No, Jingzhe corrected himself before the thought could fully form. He had made this mistake too many times. Every time he’d thought that, he’d been wrong.
The buff left no angle uncovered.
The place Rong Jiu brought him to was not far — the guard quarters, of all places. For some reason, apart from the two men at the door, not a single person was inside.
Jingzhe gave him a questioning look.
“There was an incident at the autumn banquet,” Rong Jiu said. “Wei Haidong is with them, dealing with it.”
That made sense. An incident of that scale would generate considerable turbulence.
“Rong Jiu — what actually happened at the autumn banquet?”
Jingzhe followed him into a wide room. Rong Jiu had him go in and wait, disappeared outside briefly, then returned and finally answered.
“No one died at the autumn banquet.”
Only — while no one had died, a great many people had been seized with violent nausea, too weak to stand.
Noble Consort De herself, the event’s host, was not spared.
With nearly every consort who had attended incapacitated, and the Empress Dowager pleading illness and unavailable, the matter had been referred to Qianming Palace.

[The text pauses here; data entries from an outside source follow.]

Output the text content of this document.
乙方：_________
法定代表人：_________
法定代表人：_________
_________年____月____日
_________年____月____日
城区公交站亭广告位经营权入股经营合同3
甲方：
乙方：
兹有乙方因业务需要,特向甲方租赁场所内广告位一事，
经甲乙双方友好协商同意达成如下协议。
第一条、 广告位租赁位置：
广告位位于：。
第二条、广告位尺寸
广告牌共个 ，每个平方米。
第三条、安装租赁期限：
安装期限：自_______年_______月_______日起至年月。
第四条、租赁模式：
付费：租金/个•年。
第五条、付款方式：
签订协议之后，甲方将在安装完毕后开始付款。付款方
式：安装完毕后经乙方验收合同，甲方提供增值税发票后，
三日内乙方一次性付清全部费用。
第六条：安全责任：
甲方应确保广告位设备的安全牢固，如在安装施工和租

The Emperor had ordered the arrest and questioning of the imperial kitchens, the imperial tea and confections office, and all the florists and garden staff. Every person involved had been detained for separate interrogation.
The imperial physicians, meanwhile, had thrown their full effort into treating the consorts — checking pulses, dispensing medicine, administering salt and sugar water — and had, by degrees, pulled all of them back from the dangerous edge.